Author: M.Kok

English Level in Japan

According to this year’s ‘English Proficiency Index’, Japan is at the 53rd place (out of 100) which is considered ‘low’.

How can this be? Japan is a country with language schools on every corner. Most are affordable and hire native speakers as tutors. So, why?

English in the Japanese school

The English teaching method in Japan is very rigid and relies on repetition and the study of set phrases. Instead of concepts and literature. That is why most Japanese are not, adequately equipped with English that is applicable in the ‘real world’.

Even if a person decides to enroll in an English school as an adult, the ‘habits’ are hard to break.

If you look anything other than ‘Asian’ and live in Japan, you have probably experienced this. The eagerness of the Japanese to use English. It seems to be another by-product of the education system that teaches to use English with anyone looking other than ‘Asian’. It is not in any way ill-minded. If anything, it is meant to make the person on the receiving end feel more ‘welcome’. If you meet the ‘textbook’ attempt at English with real conversation, the probability that the person is going to revert to using Japanese or look confused is high.

English in popular media

Japanese do not consume English language entertainment, as people from other nations do. For example, most of the top countries on the EPI list are European. Most Europeans grow up with English language entertainment. Be it music video games or Hollywood movies, Europeans consume the mediums in their original format- English. The Japanese rarely do that. The ones who do are the ones with advanced language proficiency.

English at a Japanese work environment

Even in big Japanese companies that have overseas branches, it is not that common to get by using English only. Using ones native tongue to write reports and communicate is much more efficient.

Surprisingly, even in the growing IT industry, English is not that common. Despite most of the programming specific jargon being in English, many Japanese companies use manuals and ‘new’ compound kanji characters to translate words that would be much easier left in English. The reason for this is to accommodate for managers who do not possess specialized knowledge. Again, this is done so to make communication ‘easier’ and more efficient.

Studying Japanese

The easiest way to overcome the Language ‘Barrier’ is to study Japanese. Both the resources and efficiency of Japanese language tuition are superior to the English counterpart in Japan. Even if the official office language is ‘English’, it would be good to have a backup plan for those stressful moments that sometimes occur. Studying Japanese will also make everyday life in Japan easier.

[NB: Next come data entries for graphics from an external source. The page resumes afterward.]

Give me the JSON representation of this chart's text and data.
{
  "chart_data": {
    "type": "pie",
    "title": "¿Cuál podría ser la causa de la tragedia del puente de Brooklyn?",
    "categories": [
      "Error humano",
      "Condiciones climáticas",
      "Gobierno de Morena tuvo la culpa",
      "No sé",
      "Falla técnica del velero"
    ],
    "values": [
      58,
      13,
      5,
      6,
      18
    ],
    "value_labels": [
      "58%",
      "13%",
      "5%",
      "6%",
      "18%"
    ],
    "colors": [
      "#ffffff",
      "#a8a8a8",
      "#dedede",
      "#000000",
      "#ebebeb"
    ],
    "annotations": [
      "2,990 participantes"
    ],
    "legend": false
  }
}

Simply put, to work in Japan, Japanese is very useful.

Conclusion

There are many people in Japan who are fluent English speakers. These are the ones who sought alternative methods to the general English education system or were just interested in the language or something related to it, like literature. But the chances that you are only going to meet fluent speakers during your stay in Japan are not that great.

Remember junior high school biology lessons? How much have you retained from those classes? Unless you are a biologist or especially keen on the subject, it is not much I guess. It is the same or similar with English lessons for most Japanese. Japan is, after all, an island country with a strong entertainment industry of its own and unless there is a special initiative to learn a second language it is really not that much of a priority for most Japanese.